All aboard: The effects of port development
with César Ducruet, Dávid Krisztián Nagy and Claudia Steinwender

Conditionally accepted at the Journal of International Economics

Coverage: VoxDev

Seaports facilitate the fast flow of goods across space, but ports also entail local costs borne by host cities. We use the introduction of containerized shipping to explore the effects of port development. At the local level, we find that seaport development increases city population by making a city more attractive, but this market access effect is offset by costs which make the city less attractive. At the aggregate level, we find that the local costs associated with port development are heterogeneous across cities and reduce aggregate welfare gains, which however are still positive and substantial.

 

Spinning the web: Codifiability, Information Frictions and Trade
with Claudia Steinwender

Online Appendix

previously circulated as "Drivers of Fragmented Production Chains: Evidence from the 19th century"

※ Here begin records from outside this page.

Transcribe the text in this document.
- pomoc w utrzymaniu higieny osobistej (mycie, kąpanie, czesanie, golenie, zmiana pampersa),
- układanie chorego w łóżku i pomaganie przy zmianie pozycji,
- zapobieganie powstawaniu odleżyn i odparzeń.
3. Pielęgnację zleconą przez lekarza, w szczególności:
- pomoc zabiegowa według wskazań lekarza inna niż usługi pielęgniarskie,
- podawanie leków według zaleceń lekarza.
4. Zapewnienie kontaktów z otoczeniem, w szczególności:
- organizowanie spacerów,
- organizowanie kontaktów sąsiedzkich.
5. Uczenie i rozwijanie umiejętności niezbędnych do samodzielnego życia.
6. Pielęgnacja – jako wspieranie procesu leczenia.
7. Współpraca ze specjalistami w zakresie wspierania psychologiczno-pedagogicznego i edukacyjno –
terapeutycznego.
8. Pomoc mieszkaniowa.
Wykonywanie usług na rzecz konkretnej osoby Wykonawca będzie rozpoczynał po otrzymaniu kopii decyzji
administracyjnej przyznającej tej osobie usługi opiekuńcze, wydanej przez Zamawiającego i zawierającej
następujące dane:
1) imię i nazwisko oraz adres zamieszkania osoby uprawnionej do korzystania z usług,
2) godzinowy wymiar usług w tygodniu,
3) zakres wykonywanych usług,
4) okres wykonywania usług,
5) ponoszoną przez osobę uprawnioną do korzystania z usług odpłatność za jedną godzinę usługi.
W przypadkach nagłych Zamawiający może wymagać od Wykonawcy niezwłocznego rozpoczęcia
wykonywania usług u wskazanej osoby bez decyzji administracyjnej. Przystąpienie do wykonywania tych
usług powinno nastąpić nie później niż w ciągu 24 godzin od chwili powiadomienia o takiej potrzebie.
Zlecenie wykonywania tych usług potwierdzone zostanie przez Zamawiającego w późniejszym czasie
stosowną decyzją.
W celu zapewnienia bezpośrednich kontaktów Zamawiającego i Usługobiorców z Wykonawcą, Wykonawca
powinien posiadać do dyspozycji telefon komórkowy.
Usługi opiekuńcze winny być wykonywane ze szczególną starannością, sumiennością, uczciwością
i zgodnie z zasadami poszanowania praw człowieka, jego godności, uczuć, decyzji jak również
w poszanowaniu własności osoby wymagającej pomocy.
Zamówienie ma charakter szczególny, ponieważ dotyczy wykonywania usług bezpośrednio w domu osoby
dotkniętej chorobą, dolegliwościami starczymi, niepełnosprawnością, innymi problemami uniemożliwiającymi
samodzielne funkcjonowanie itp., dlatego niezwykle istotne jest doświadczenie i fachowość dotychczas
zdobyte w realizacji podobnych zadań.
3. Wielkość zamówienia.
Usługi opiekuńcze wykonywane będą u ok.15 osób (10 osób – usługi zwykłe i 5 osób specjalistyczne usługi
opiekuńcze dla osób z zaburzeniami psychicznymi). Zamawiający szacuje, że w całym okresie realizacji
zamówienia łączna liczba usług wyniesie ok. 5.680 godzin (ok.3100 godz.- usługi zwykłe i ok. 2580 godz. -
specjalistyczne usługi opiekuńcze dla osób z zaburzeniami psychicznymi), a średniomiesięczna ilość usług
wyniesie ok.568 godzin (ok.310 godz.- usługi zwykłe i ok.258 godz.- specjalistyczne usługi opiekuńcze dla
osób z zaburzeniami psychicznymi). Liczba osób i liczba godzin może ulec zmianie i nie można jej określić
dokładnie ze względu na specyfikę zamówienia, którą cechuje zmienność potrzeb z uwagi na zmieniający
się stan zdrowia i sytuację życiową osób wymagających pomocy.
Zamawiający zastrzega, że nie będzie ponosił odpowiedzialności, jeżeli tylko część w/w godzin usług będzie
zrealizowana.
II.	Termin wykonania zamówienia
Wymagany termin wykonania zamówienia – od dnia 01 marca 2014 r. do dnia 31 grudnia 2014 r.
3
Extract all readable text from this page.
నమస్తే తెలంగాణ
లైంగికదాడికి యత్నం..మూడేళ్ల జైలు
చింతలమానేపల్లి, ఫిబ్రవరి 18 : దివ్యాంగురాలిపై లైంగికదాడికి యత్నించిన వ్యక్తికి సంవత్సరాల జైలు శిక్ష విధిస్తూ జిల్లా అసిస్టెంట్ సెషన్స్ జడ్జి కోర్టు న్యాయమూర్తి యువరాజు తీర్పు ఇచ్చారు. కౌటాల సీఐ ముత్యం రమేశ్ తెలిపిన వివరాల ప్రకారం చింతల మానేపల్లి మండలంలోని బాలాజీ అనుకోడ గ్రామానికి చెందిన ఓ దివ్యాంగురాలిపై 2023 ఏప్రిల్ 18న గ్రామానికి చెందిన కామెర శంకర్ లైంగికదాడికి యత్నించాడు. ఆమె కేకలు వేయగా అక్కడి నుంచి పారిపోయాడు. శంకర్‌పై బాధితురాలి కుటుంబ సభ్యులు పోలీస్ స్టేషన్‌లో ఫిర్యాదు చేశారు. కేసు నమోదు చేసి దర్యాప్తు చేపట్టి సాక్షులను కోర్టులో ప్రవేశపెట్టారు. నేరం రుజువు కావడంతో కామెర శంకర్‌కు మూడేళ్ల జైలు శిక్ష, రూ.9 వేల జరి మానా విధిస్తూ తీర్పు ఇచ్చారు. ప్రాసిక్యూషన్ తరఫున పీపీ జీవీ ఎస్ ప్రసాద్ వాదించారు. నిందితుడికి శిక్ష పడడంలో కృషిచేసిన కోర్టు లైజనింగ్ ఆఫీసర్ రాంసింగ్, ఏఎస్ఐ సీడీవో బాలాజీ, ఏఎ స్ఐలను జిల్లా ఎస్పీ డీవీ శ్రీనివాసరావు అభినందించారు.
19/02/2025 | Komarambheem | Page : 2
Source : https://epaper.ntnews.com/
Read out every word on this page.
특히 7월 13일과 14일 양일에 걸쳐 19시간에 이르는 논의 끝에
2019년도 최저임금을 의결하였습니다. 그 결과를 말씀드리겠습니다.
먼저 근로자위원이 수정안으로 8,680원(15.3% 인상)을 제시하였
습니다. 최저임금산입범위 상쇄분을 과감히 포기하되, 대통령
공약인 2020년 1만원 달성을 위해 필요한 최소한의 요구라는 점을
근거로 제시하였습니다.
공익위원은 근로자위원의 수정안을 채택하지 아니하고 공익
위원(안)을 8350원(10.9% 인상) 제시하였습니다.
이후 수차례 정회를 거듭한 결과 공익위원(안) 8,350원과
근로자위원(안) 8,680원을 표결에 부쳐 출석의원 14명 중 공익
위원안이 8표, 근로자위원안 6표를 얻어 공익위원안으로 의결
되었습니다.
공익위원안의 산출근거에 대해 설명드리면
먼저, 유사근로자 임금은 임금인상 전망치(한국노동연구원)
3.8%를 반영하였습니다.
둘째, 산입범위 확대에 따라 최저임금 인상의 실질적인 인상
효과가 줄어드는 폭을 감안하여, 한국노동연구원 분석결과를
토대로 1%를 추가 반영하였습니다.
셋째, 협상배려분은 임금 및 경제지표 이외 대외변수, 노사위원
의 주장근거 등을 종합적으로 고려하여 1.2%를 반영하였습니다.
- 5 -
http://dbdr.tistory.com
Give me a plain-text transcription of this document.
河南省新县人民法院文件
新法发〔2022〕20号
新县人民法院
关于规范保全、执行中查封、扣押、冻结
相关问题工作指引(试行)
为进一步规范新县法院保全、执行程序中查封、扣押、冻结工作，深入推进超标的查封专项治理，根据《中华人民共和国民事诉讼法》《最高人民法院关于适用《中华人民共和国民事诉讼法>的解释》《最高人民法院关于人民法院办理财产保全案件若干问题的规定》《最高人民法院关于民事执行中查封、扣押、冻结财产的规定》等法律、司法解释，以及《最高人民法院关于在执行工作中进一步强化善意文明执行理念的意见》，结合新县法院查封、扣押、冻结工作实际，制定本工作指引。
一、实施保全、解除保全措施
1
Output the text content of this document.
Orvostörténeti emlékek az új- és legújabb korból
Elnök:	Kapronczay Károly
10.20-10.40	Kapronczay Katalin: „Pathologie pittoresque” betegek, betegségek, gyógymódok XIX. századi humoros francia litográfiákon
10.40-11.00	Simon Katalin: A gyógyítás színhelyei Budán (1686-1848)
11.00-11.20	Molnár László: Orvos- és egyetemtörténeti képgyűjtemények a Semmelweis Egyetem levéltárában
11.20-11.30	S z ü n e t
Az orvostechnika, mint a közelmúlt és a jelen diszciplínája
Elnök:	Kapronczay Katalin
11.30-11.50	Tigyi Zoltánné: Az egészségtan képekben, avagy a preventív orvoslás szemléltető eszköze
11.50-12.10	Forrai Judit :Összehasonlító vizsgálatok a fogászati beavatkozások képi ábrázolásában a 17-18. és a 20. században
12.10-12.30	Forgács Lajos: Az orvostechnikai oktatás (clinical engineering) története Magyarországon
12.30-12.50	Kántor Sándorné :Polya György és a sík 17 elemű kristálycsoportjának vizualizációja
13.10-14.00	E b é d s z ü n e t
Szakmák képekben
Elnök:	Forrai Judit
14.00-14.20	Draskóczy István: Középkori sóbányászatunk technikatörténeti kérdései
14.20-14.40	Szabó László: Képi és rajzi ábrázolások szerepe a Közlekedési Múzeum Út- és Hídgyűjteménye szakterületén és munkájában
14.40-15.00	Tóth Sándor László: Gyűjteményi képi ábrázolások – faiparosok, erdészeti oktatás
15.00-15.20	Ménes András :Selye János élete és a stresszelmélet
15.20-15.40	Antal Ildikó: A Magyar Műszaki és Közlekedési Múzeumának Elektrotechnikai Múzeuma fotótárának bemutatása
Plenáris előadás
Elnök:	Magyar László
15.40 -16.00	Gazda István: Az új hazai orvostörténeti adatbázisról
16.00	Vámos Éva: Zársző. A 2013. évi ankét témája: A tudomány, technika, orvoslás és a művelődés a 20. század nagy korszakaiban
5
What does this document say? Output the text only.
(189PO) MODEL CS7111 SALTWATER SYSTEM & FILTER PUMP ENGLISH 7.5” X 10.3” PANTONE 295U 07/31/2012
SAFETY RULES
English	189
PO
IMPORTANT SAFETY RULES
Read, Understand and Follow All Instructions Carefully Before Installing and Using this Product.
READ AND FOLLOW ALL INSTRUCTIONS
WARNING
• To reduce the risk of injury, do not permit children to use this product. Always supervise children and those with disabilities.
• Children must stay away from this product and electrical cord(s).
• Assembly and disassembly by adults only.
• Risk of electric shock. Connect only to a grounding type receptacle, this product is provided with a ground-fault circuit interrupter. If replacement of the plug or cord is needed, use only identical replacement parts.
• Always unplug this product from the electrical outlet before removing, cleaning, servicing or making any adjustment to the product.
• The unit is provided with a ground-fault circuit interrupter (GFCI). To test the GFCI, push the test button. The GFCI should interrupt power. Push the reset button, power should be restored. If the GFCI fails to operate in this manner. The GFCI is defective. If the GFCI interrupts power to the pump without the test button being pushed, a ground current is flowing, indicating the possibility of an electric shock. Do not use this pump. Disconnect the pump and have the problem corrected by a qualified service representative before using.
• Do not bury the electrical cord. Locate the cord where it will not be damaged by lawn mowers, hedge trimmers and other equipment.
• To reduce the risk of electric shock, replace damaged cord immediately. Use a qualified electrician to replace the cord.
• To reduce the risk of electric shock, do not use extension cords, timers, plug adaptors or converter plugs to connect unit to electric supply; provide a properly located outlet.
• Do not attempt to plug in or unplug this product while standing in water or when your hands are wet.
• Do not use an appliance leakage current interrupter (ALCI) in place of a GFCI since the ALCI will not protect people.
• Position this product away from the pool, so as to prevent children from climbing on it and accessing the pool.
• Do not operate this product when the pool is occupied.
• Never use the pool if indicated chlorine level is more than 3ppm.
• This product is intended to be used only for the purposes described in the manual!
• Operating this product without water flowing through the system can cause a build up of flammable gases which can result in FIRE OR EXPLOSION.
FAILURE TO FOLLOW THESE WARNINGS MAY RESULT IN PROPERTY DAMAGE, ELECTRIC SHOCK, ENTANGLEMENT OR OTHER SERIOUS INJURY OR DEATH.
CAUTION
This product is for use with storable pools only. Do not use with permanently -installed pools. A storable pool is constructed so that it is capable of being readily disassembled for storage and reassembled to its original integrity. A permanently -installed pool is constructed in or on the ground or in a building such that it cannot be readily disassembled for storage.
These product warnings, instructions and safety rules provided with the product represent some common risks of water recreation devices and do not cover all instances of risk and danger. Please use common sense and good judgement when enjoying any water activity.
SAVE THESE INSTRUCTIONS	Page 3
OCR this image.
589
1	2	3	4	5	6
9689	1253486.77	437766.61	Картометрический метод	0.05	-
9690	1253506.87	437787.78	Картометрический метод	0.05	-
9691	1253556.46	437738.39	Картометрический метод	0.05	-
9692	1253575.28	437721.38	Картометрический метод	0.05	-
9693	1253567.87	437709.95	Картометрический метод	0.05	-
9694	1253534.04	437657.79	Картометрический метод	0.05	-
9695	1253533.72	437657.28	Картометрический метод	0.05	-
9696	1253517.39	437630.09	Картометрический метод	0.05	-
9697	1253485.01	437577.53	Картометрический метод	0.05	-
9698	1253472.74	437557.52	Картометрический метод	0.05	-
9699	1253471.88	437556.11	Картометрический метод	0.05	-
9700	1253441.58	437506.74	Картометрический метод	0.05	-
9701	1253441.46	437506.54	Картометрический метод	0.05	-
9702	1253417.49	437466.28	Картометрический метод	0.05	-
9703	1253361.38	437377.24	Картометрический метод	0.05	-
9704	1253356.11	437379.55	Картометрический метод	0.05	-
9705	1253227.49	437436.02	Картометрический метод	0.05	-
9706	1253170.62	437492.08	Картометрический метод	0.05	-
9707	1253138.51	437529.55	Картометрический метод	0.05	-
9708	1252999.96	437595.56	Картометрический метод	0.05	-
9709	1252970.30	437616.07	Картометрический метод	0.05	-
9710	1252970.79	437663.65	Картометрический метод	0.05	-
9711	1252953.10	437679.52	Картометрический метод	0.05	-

This paper uncovers a novel mechanism through which information frictions matter for trade in differentiated goods; the product specification mechanism. We estimate the effect of a reduction in communication time on imports of three product categories in 19th century cotton textile trade; yarn, plain cloth, and finished cloth. In order to identify causal effects, we use exogenous variation in the ruggedness of the submarine seafloor to predict in which year countries get connected to the global telegraph network. The telegraph dramatically reduced the time it took to exchange information expressed in words, but did not affect the exchange of physical objects such as product samples. Using evidence from cotton traders' communication, we show that the examined three products differed in their codifiability, that is, in the extent to which merchants specified product attributes in words. Empirically, we find that communication time reductions had the largest effect on imports of the most codifiable product; yarn, and the smallest effect on the non-codifiable product, finished cotton cloth. Our results suggest that the effect of ICT on trade and fragmentation of production depends on the technology-specific codifiability of product specifications.

 

Notes

Away from Home and Back: Coordinating (Remote) Workers in 1800 and 2020
with Mara P. Squicciarini and Nico Voigtländer

Data and replication material

Coverage: Financial Times, Behind the News (podcast), Mint, G7 (podcast – in Hungarian), UCLA Anderson Review

We examine the future of remote work by drawing parallels between two contexts: The move from home to factory-based production during the Industrial Revolution and the shift to work from home today. In both cases, new technology induced new working arrangements, and this shift was associated with a similar trade-off in the past as it is today: productivity advantages and cost savings versus organizational barriers such as coordinating workers under the new workplace arrangement. Using contemporary data, we show that the COVID-19 pandemic moved even sectors with high organizational barriers to working from home. Without further technological or organizational innovations, this shift is likely to be reversed, and remote work may not be here to stay just yet.